Number of composite numbers is 75.
The number of prime numbers from 1 to 100 is 25.
Practice Problem
1. Find the greatest prime number less than 120.
Answer: 113.
2. Find the sum of the two greatest prime numbers less than 110.
Answer: 226.
FAQs on Sieve Of Eratosthenes Prime Number Finding Method
1. What is the Sieve of Eratosthenes?
The Sieve of Eratosthenes is an efficient algorithm used to find all prime numbers up to a given number n. It works by systematically eliminating the multiples of each prime number starting from 2.
- Write all numbers from 2 to n.
- Mark 2 as prime and eliminate its multiples.
- Move to the next unmarked number and repeat.
- Continue until you reach √n.
2. How does the Sieve of Eratosthenes work step by step?
The Sieve of Eratosthenes works by repeatedly marking the multiples of each prime number as composite.
- Step 1: List numbers from 2 to n.
- Step 2: Start with 2 (first prime).
- Step 3: Eliminate all multiples of 2.
- Step 4: Move to the next unmarked number (3) and eliminate its multiples.
- Step 5: Continue this process up to √n.
3. Why do we stop at √n in the Sieve of Eratosthenes?
We stop at √n because any composite number greater than √n must have a factor smaller than or equal to √n. If a number n = a × b, then at least one of the factors a or b is ≤ √n. Therefore, once all multiples up to √n are removed, the remaining numbers must be prime.
4. Can you give an example of the Sieve of Eratosthenes up to 30?
Using the Sieve of Eratosthenes up to 30 gives the prime numbers less than or equal to 30.
- Start with numbers 2 to 30.
- Remove multiples of 2: 4, 6, 8, ..., 30.
- Remove multiples of 3: 6, 9, 12, ..., 30.
- Remove multiples of 5: 10, 15, 20, 25, 30.
5. What is the time complexity of the Sieve of Eratosthenes?
The time complexity of the Sieve of Eratosthenes is O(n log log n). This efficiency comes from eliminating multiples of primes in a structured way rather than checking each number individually. It is much faster than trial division for generating all prime numbers up to n.
6. What is the space complexity of the Sieve of Eratosthenes?

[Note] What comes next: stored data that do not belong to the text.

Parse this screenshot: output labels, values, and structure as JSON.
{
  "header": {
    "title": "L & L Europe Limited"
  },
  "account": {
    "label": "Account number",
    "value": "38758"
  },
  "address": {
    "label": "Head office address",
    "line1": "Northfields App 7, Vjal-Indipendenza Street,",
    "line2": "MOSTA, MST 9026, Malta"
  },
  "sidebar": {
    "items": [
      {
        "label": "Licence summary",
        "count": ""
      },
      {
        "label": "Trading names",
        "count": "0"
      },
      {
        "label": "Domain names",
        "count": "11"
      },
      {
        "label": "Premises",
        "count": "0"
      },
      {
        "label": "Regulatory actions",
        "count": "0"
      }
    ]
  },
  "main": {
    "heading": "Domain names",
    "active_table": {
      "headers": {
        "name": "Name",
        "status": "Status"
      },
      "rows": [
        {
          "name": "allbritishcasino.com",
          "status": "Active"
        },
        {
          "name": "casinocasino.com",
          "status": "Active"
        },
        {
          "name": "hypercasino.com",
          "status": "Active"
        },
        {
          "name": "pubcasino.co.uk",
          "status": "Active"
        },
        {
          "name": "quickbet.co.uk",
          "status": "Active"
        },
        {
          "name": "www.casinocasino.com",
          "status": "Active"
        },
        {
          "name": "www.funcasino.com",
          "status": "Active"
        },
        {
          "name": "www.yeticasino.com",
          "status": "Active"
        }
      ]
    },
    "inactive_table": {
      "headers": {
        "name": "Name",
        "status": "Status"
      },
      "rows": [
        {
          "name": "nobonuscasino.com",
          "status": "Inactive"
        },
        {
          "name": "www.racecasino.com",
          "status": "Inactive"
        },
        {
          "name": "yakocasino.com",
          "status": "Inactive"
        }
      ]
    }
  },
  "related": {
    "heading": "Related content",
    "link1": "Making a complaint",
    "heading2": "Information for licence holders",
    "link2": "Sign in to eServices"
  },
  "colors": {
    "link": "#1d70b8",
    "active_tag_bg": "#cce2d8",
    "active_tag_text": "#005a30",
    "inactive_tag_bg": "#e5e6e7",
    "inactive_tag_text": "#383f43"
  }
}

The space complexity of the Sieve of Eratosthenes is O(n). It requires an array or list of size n to mark numbers as prime or composite. This makes it memory-efficient for moderate values of n.
7. What is the difference between the Sieve of Eratosthenes and trial division?

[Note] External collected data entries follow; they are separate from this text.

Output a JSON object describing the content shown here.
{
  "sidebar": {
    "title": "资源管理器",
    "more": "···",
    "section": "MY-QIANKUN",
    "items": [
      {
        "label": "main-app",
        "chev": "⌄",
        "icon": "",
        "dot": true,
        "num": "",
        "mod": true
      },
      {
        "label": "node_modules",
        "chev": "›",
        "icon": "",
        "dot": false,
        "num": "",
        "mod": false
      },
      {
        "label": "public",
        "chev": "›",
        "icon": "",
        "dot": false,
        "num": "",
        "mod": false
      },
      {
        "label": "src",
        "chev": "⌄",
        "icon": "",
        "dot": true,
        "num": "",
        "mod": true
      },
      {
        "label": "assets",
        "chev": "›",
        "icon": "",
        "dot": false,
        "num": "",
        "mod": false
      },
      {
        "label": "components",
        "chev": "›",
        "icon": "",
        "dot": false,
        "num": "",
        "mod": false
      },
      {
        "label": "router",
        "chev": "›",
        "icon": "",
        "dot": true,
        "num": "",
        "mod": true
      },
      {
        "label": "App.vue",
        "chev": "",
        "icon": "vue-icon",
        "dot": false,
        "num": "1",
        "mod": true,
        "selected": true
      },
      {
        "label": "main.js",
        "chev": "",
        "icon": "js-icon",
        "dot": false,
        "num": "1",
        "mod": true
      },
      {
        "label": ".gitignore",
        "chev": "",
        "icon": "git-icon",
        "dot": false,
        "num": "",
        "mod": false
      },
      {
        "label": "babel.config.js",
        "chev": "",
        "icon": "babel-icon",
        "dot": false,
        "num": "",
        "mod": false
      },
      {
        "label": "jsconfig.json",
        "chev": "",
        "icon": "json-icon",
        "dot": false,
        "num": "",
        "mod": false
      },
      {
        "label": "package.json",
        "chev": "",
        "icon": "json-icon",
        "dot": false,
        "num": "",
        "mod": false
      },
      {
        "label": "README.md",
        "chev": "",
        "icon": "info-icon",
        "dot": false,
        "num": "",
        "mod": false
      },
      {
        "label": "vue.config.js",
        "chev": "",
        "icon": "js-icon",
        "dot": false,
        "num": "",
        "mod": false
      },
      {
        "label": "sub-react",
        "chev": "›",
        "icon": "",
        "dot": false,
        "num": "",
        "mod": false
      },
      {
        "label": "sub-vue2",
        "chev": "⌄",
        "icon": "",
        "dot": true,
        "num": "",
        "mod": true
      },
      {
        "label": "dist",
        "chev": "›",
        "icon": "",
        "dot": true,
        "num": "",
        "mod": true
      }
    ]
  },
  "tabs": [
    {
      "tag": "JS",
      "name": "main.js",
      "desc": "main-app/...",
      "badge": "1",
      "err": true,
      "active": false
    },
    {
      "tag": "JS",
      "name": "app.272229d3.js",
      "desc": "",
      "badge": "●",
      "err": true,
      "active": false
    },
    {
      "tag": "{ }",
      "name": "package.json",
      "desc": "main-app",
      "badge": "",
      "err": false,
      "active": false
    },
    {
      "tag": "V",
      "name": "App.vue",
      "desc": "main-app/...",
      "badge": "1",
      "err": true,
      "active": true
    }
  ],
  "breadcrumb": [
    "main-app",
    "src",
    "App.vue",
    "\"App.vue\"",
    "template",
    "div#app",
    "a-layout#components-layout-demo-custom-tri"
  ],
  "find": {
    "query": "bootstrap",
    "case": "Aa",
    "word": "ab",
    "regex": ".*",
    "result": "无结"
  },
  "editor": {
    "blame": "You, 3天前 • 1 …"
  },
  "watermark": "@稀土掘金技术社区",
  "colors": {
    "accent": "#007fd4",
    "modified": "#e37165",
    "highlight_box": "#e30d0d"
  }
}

The main difference is that the Sieve of Eratosthenes finds all primes up to n at once, while trial division checks each number individually for primality.

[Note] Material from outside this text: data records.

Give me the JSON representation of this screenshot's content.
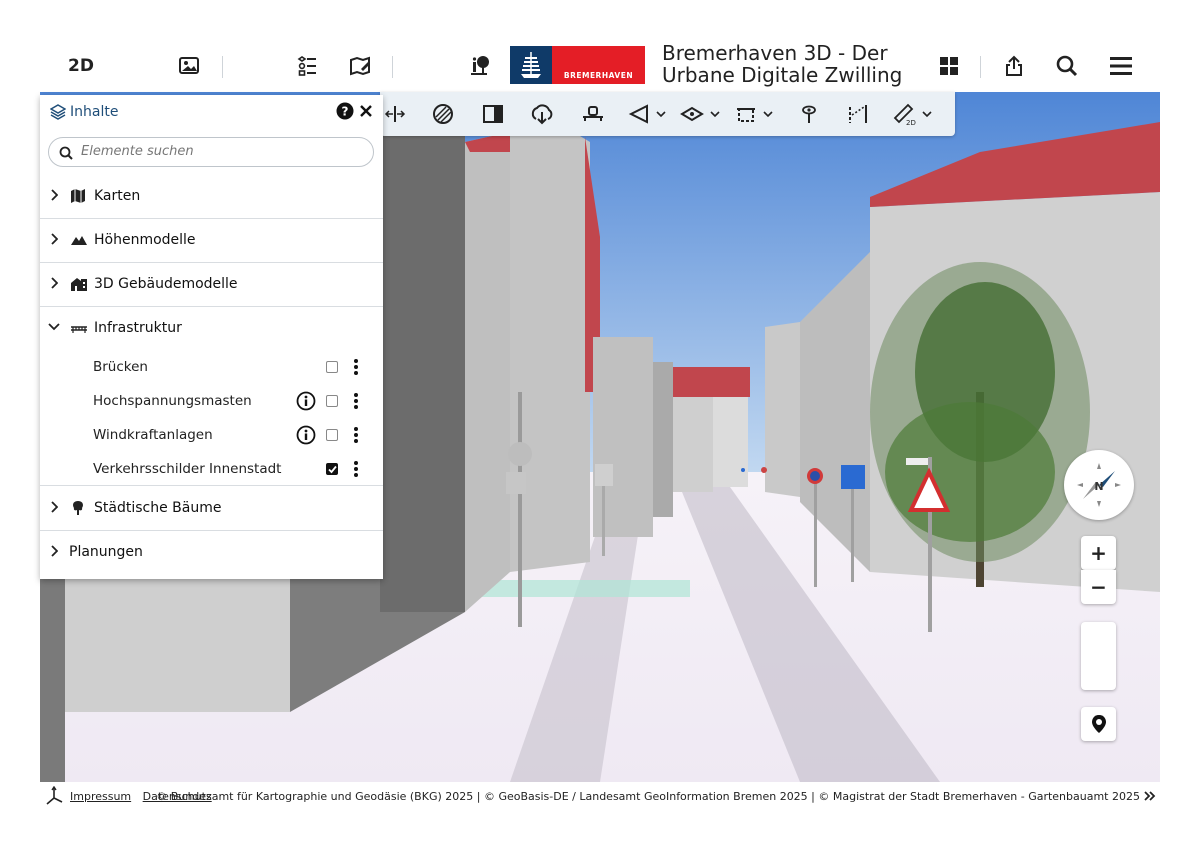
{
  "header": {
    "mode_label": "2D",
    "title_line1": "Bremerhaven 3D - Der",
    "title_line2": "Urbane Digitale Zwilling",
    "logo_text": "BREMERHAVEN",
    "icons": [
      "image-icon",
      "legend-list-icon",
      "map-style-icon",
      "feature-info-icon",
      "apps-grid-icon",
      "share-icon",
      "search-icon",
      "menu-icon"
    ]
  },
  "toolbar": {
    "icons": [
      "split-view-icon",
      "shadow-icon",
      "panel-layout-icon",
      "download-icon",
      "drone-icon",
      "viewshed-icon",
      "perspective-icon",
      "clip-box-icon",
      "visibility-icon",
      "measure-height-icon",
      "measure-2d-icon"
    ]
  },
  "panel": {
    "title": "Inhalte",
    "search_placeholder": "Elemente suchen",
    "categories": [
      {
        "label": "Karten",
        "icon": "map-icon",
        "expanded": false
      },
      {
        "label": "Höhenmodelle",
        "icon": "mountain-icon",
        "expanded": false
      },
      {
        "label": "3D Gebäudemodelle",
        "icon": "building-icon",
        "expanded": false
      },
      {
        "label": "Infrastruktur",
        "icon": "bridge-icon",
        "expanded": true
      },
      {
        "label": "Städtische Bäume",
        "icon": "tree-icon",
        "expanded": false
      },
      {
        "label": "Planungen",
        "icon": "",
        "expanded": false
      }
    ],
    "infrastruktur_items": [
      {
        "label": "Brücken",
        "info": false,
        "checked": false
      },
      {
        "label": "Hochspannungsmasten",
        "info": true,
        "checked": false
      },
      {
        "label": "Windkraftanlagen",
        "info": true,
        "checked": false
      },
      {
        "label": "Verkehrsschilder Innenstadt",
        "info": false,
        "checked": true
      }
    ]
  },
  "map_controls": {
    "compass_label": "N",
    "zoom_in": "+",
    "zoom_out": "−"
  },
  "footer": {
    "impressum": "Impressum",
    "datenschutz": "Datenschutz",
    "copyright": "© Bundesamt für Kartographie und Geodäsie (BKG) 2025 | © GeoBasis-DE / Landesamt GeoInformation Bremen 2025 | © Magistrat der Stadt Bremerhaven - Gartenbauamt 2025"
  },
  "colors": {
    "sky": "#5b8fd8",
    "roof": "#c1464d",
    "building": "#bdbdbd",
    "ground": "#f3eef6",
    "brand_blue": "#0f3a68",
    "brand_red": "#e41e26"
  }
}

- Sieve: Time complexity O(n log log n).
- Trial division (per number): Up to O(√n).
- Sieve is better for generating many primes.
- Trial division is simpler for checking a single number.
8. What are the advantages of the Sieve of Eratosthenes?
The Sieve of Eratosthenes is advantageous because it is fast and simple for generating prime numbers.
- Efficient time complexity O(n log log n).
- Easy to implement.
- Suitable for competitive exams and programming.
- Generates all primes up to n in one run.
9. What are the limitations of the Sieve of Eratosthenes?
The main limitation of the Sieve of Eratosthenes is its O(n) space requirement. For very large values of n, storing an array of size n can consume significant memory. In such cases, optimized versions like the Segmented Sieve are preferred.
10. Who invented the Sieve of Eratosthenes?
The Sieve of Eratosthenes was invented by the Greek mathematician Eratosthenes of Cyrene around the 3rd century BCE. He developed this algorithm to efficiently identify prime numbers, contributing significantly to early number theory.